Before I got into anything quite so experimental I would probably want to post on some basics. There is some real low hanging fruit out there!
Please do! I would be very interested in a series on “use of chemicals to increase willpower”. I would even contribute...
I don’t know if you’ve written anything in the last ~year since (pretty sure you haven’t), so I’ve started compiling information at http://www.gwern.net/Nootropics#nicotine
I would like to second patrissimo in a way more concrete than merely upvoting you. Have you made any progress on this?
The idea of using something as powerful as nicotine both terrifies and tempts me, and I’m not sure I’d want to try it without considerable documentation.
Without condoning or condemning I’d like to point out that there seems to be some mental accounting here, which is to say that the possible harm of nicotine is easily justified by confining it to the health bucket—it’s outweighed by the health benefits supposedly obtained. Would you be willing to go outside the health bucket and apply the same technique to paying bills (which incidentally is the ultimate Ugh field for most people) or studying? I understand this is a personal choice of sorts, just curious about your thinking.
Good questions.
I’ll add that the primary reasons that I happen to have a supply of nicotine patches and lozenges are in the other benefits that it can supply if used carefully (and, in particular, with cycling). The biggest downsides to nicotine can be associated with the usual delivery mechanism. There are other downsides too, which are mostly those that come with stimulants (vasoconstriction, increased blood pressure). These are things that can be managed and balanced. There are positive studies on the effectiveness of nicotine in treating conditions like ADHD, with drastic improvements in focus and motivation. I do not swear by it but it is something I keep in my arsenal.

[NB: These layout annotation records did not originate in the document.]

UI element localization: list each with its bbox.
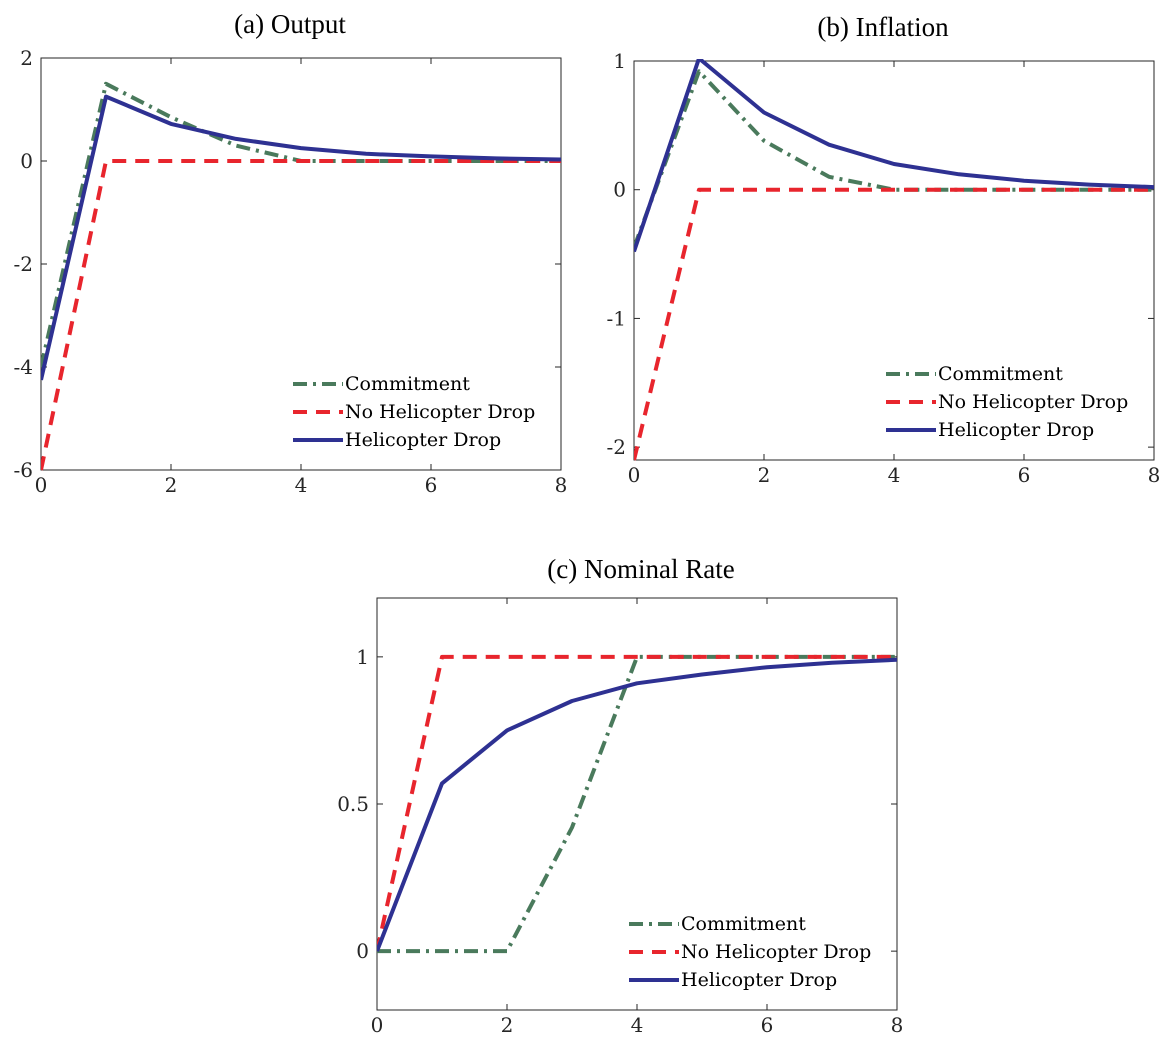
x-tick-label: 2 — [758, 463, 771, 487]
series-line-helicopter-drop — [41, 94, 561, 381]
y-tick-label: 0 — [613, 178, 626, 202]
legend-label: Helicopter Drop — [345, 429, 501, 451]
series-line-commitment — [377, 654, 897, 954]
y-tick-label: 0 — [20, 149, 33, 173]
x-tick-label: 6 — [425, 473, 438, 497]
y-tick-label: 1 — [356, 645, 369, 669]
y-tick-label: 2 — [20, 46, 33, 70]
x-tick-label: 8 — [891, 1013, 904, 1037]
legend-label: Commitment — [345, 373, 470, 395]
x-tick-label: 4 — [295, 473, 308, 497]
series-line-helicopter-drop — [377, 657, 897, 952]
x-tick-label: 0 — [371, 1013, 384, 1037]
legend-label: Commitment — [681, 913, 806, 935]
panel-title: (a) Output — [234, 9, 346, 39]
legend-label: Helicopter Drop — [938, 419, 1094, 441]
x-tick-label: 2 — [165, 473, 178, 497]
series-line-no-helicopter-drop — [634, 187, 1154, 461]
panel-output: (a) Output 0 2 4 6 8 -6 -4 -2 0 2 Commitment No Heli… — [14, 9, 568, 497]
legend-label: No Helicopter Drop — [681, 941, 871, 963]
y-tick-label: -4 — [14, 355, 33, 379]
series-line-helicopter-drop — [634, 59, 1154, 253]
x-tick-label: 8 — [555, 473, 568, 497]
series-line-commitment — [634, 69, 1154, 249]
y-tick-label: -2 — [14, 252, 33, 276]
legend-label: Helicopter Drop — [681, 969, 837, 991]
legend-label: Commitment — [938, 363, 1063, 385]
legend-label: No Helicopter Drop — [938, 391, 1128, 413]
x-tick-label: 4 — [888, 463, 901, 487]
x-tick-label: 8 — [1148, 463, 1161, 487]
x-tick-label: 2 — [501, 1013, 514, 1037]
y-tick-label: 0.5 — [337, 792, 369, 816]
legend: Commitment No Helicopter Drop Helicopter D… — [293, 373, 535, 451]
series-line-no-helicopter-drop — [377, 654, 897, 952]
panel-inflation: (b) Inflation 0 2 4 6 8 -2 -1 0 1 Commitment No Hel… — [607, 12, 1161, 487]
series-line-no-helicopter-drop — [41, 159, 561, 471]
y-tick-label: -2 — [607, 435, 626, 459]
panel-title: (c) Nominal Rate — [547, 554, 734, 584]
legend: Commitment No Helicopter Drop Helicopter D… — [629, 913, 871, 991]
panel-nominal-rate: (c) Nominal Rate 0 2 4 6 8 0 0.5 1 Commitment No H… — [337, 554, 903, 1037]
panel-title: (b) Inflation — [817, 12, 949, 42]
y-tick-label: -6 — [14, 458, 33, 482]
y-tick-label: -1 — [607, 306, 626, 330]
x-tick-label: 6 — [761, 1013, 774, 1037]
y-tick-label: 0 — [356, 939, 369, 963]
x-tick-label: 0 — [628, 463, 641, 487]
legend-label: No Helicopter Drop — [345, 401, 535, 423]
x-tick-label: 4 — [631, 1013, 644, 1037]
series-line-commitment — [41, 81, 561, 368]
legend: Commitment No Helicopter Drop Helicopter D… — [886, 363, 1128, 441]
y-tick-label: 1 — [613, 49, 626, 73]
x-tick-label: 6 — [1018, 463, 1031, 487]
x-tick-label: 0 — [35, 473, 48, 497]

Bills are not a problem for me. I get them, I click a few buttons on my computer and they are gone. I don’t think nicotine (via this delivery mechanism) would be especially effective for bill paying unless you think of a way to form the process into a habit or ritual that nicotine can enhance the learning of. I suppose you could use the direct reinforcement mechanism if you delivered nicotine via gum or via an inhalant form.
Absolutely. And I do use nicotine for studying at times (usually patches that I have cut into the desired dose). Partly for learning mental habits and partly for enhanced focus and motivation without the agitation that comes (with methamphetamine (at least, for me). Again, I don’t swear by it but it works.
Is the dosing based on experience or did you invest into some basic pharmacology studies? Also, what’s your criteria for patch vs. lozenge?
Basic pharmacology studies, case studies from like minded individuals and personal experience. (If the dose is too great cut it into smaller pieces next time.)
Do you want to do something specific that lasts 3-5 hours or do you want stable benefits to motivation and focus over a day? You can approximately consider total dose to be a limited resource, based on cycling to prevent dependency and reduced effects.
I’m curious as to whether you’ve ever been an addicted cigarette smoker before? For those of us who have I suspect the risks of a total relapse to smoking (as opposed to other delivery methods) would be too great. I can image it could be effective though.
I have never smoked a cigarette. Nor have I ever had a remote tendency towards addiction to any substance. That is even one of the reasons I gave when describing why this is an effective technique for me personally. I am more at risk of becoming addicted to discussing substances on the internet than the substances themselves.
Absolutely. The habit of smoking is ingrained for life, that particular power of nicotine over memory at work. And I’m not talking about the habit of getting yourself a nicotine fix. It is a habit of physically getting a cigarette, lighting it, putting it in your mouth and sucking on it. Adding a nicotine trigger back into that would be absolutely insane.